BAGHDAD, Iraq A bomb exploded Friday in an outdoor market in a majority Shiite part of east Baghdad, killing nine people and wounding 30, police said, while Sunni leaders closed mosques in Basra to protest the slaying of a Sunni cleric.
The violence came as Iranian Foreign Minister Manouchehr Mottaki rejected a U.S. offer of direct talks on Iraq during the first high-level visit from Tehran since the new Iraqi government was formed last week.
Mottaki accused the Americans of raising "other issues." He didn't elaborate, but the two sides have been sparring over Iran's disputed nuclear program and Tehran reportedly wants direct talks with Washington on that issue as well.
The bomb, which was planted under a car, exploded at 10 a.m. in the Nahda area as the market that sells old furniture, household goods and appliances was packed with shoppers at the start of the Islamic holiday. Nine people were killed and 30 were wounded in the blast, hospital security official Sgt. Sabah Muhsin said.

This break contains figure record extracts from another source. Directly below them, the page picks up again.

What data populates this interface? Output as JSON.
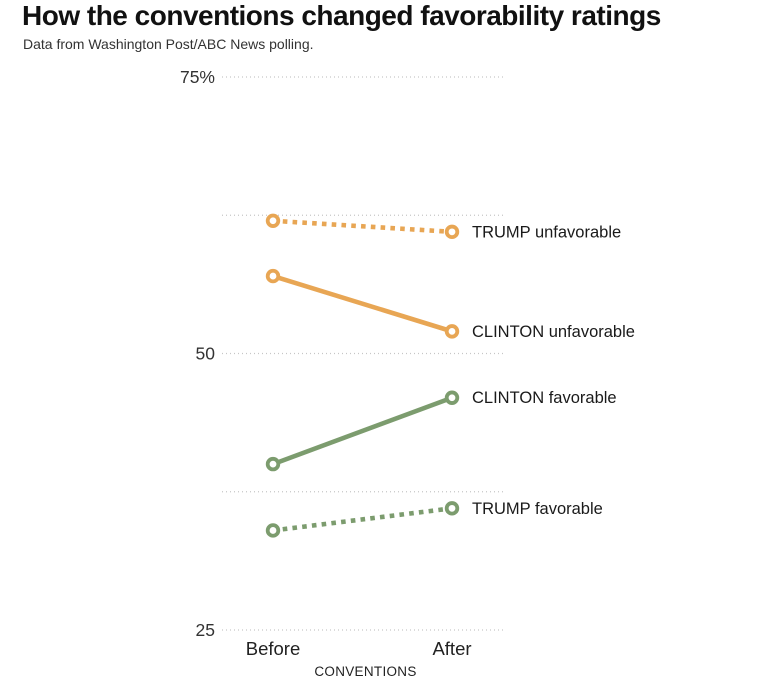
{
  "title": "How the conventions changed favorability ratings",
  "subtitle": "Data from Washington Post/ABC News polling.",
  "colors": {
    "orange": "#e8a654",
    "green": "#7c9c6e",
    "grid": "#c6c6c6",
    "tick_text": "#333333",
    "axis_text": "#222222",
    "label_text": "#1a1a1a",
    "background": "#ffffff"
  },
  "chart_data": {
    "type": "line",
    "subtype": "slope-graph",
    "title": "How the conventions changed favorability ratings",
    "subtitle": "Data from Washington Post/ABC News polling.",
    "categories": [
      "Before",
      "After"
    ],
    "x_axis_label": "CONVENTIONS",
    "ylim": [
      25,
      75
    ],
    "grid": "horizontal dotted",
    "legend_position": "labels right of last point",
    "y_ticks": [
      {
        "value": 75,
        "label": "75%"
      },
      {
        "value": 62.5,
        "label": ""
      },
      {
        "value": 50,
        "label": "50"
      },
      {
        "value": 37.5,
        "label": ""
      },
      {
        "value": 25,
        "label": "25"
      }
    ],
    "series": [
      {
        "name": "TRUMP unfavorable",
        "values": [
          62,
          61
        ],
        "color": "orange",
        "style": "dotted",
        "marker": "open-circle"
      },
      {
        "name": "CLINTON unfavorable",
        "values": [
          57,
          52
        ],
        "color": "orange",
        "style": "solid",
        "marker": "open-circle"
      },
      {
        "name": "CLINTON favorable",
        "values": [
          40,
          46
        ],
        "color": "green",
        "style": "solid",
        "marker": "open-circle"
      },
      {
        "name": "TRUMP favorable",
        "values": [
          34,
          36
        ],
        "color": "green",
        "style": "dotted",
        "marker": "open-circle"
      }
    ]
  }
}
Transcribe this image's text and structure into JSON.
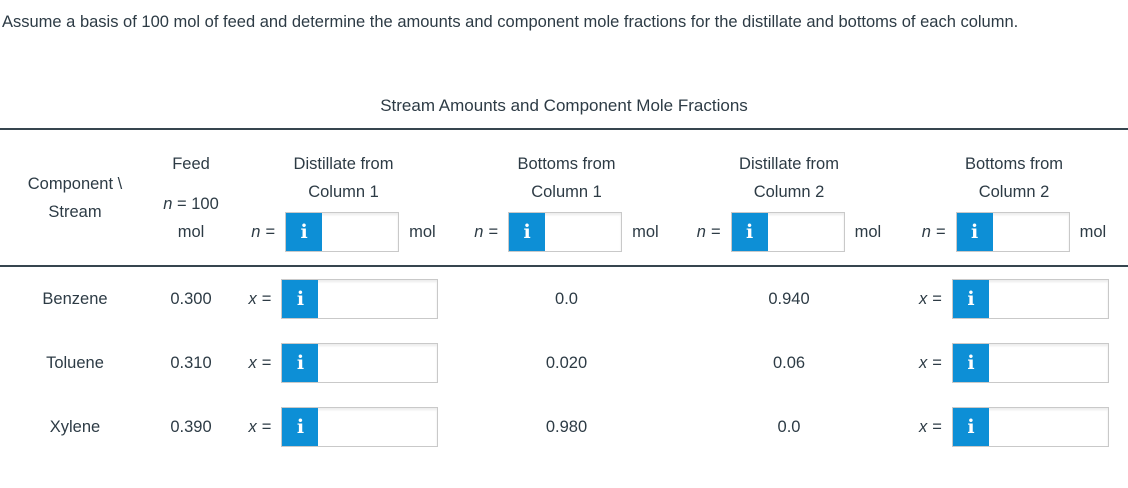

A bomb also exploded in a popular outdoor market in the western Baghdad neighborhood of al-Bayaa, wounding 13 civilians, police Lt. Maitham Abdul Razzaq said.
Elsewhere in the capital, a roadside bomb missed a U.S. convoy but injured three Iraqis on a minibus in the upscale Mansour district, police officer Maitham Addurraq said.
Another roadside bomb hit a police patrol in the northern city of Kirkuk, killing one policeman and wounding four others, police Brig. Gen. Khatab Omar said.
Sunni leaders ordered the closure of all Sunni mosques in the southern city of Basra and urged preachers not to hold Friday prayers to protest the killing of Sunni imam Wafiq al-Hamdani.
In the latest indication that sectarian violence may be escalating, al-Hamdani was slain when gunmen in a speeding car opened fire on him Friday as he was walking to his Kawaz mosque in Basra, said Khalid al-Mulla, a member in the Association of Muslim Scholars.
Elsewhere, Capt. Khudier Ajil, a security official in Tikrit General Hospital, said U.S. soldiers brought 14 bullet-riddled bodies, including those of two children, to the morgue in Saddam Hussein's former hometown late Thursday. It was unclear who had killed them and the U.S. military said it had no information about it.
The attacks highlighted the difficulties faced by Prime Minister Nouri al-Maliki a day after he said he may soon be ready to name the two men who will be charged with carrying out his pledge to take over security for Iraq within 18 months.